You can read the rest here.

I recently read Wheen’s How Mumbo-Jumbo Conquered the World.

Ostensibly a defence of Enlightenment and Reason, it’s a sort of modern follow-up to MacKay’s classic Extraordinary Popular Delusions and the Madness of Crowds, and I can thoroughly recommend it as an entertaining and well-argued polemic against what the author sees as a rising tide of nonsense in the modern world.

It’s unlikely that anybody could agree with everything Wheen says, since he aims poisonous barbs at pretty much everything going. As he says himself, there’s something in it to offend everyone.

Wheen is left-leaning in his politics, but is commendably even-handed in dishing out his acerbic abuse.
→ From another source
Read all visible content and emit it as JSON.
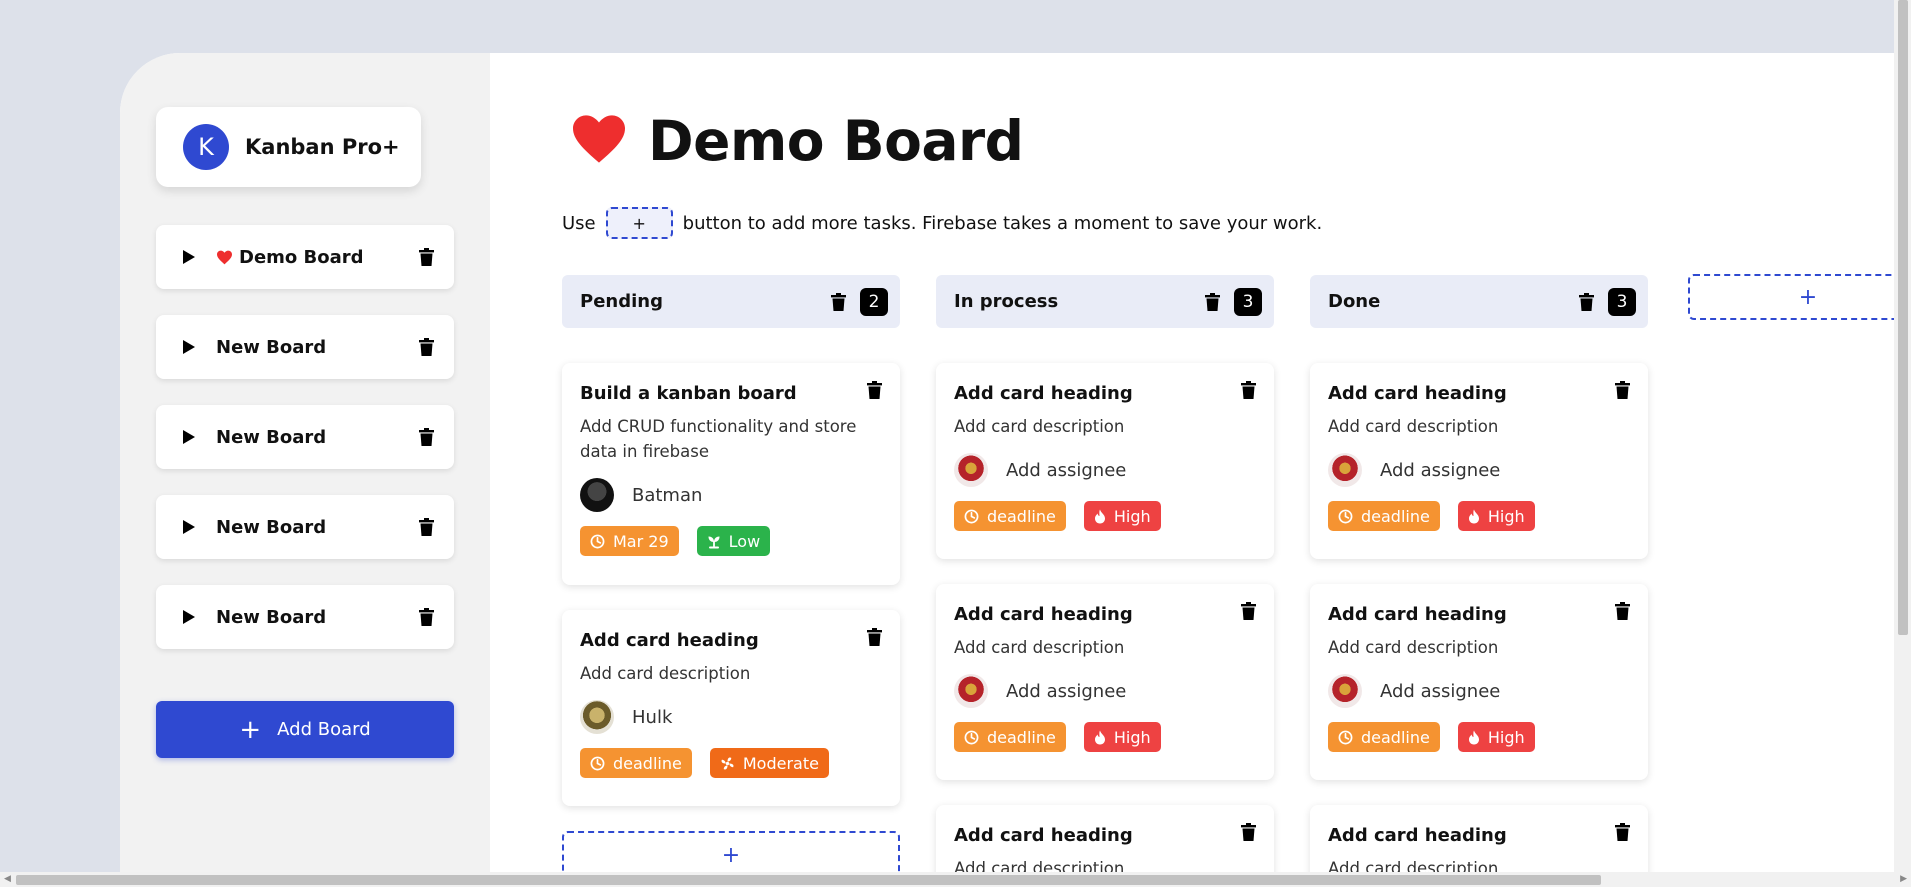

Some of his targets are admittedly soft: Diana-mania, Nostrodamus-fever, post-modernist critical theory, Communism-apologists, religious fundamentalism, anti-science ‘alternative’ medicine, creationism, management/business jargon, the culture of self-help gurus, horoscopes, etc.

But he also tackles right-wing Reagan/Thatcherite ultra-laissez faire ‘voodoo economics’ and ‘trickle-down’ theory; while simultaneously laying into left-winger Noam Chomsky’s ridiculous and self-contradictory political ramblings.

He treats both those two opposing venerated political tomes – Fukuyama’s The End of History and Huntington’s The Clash of Civilisations ­ just the same: as baseless, evidence-less imposters. And on Iraq he has great fun with nonsense spouted by both the hawk and peacenik camps.

It rattles along at a riotous pace and is well worth a read.

Amazon are virtually giving it away for £3.50.


Jeff Guinn said...


Beware of arbitrarily chosen intervals.

In his citing the results of state imposed controls, he cited the period between 1950 and 1973.

What stopped happening just before 1950? Might its cessation, having nothing to do with economic policy, just a little, teensy, bit, effected economic growth?

Brit said...


Like I said, it's impossible to agree with everything Wheen says, since he has so many targets.

I tend to your view, but he's worth a read.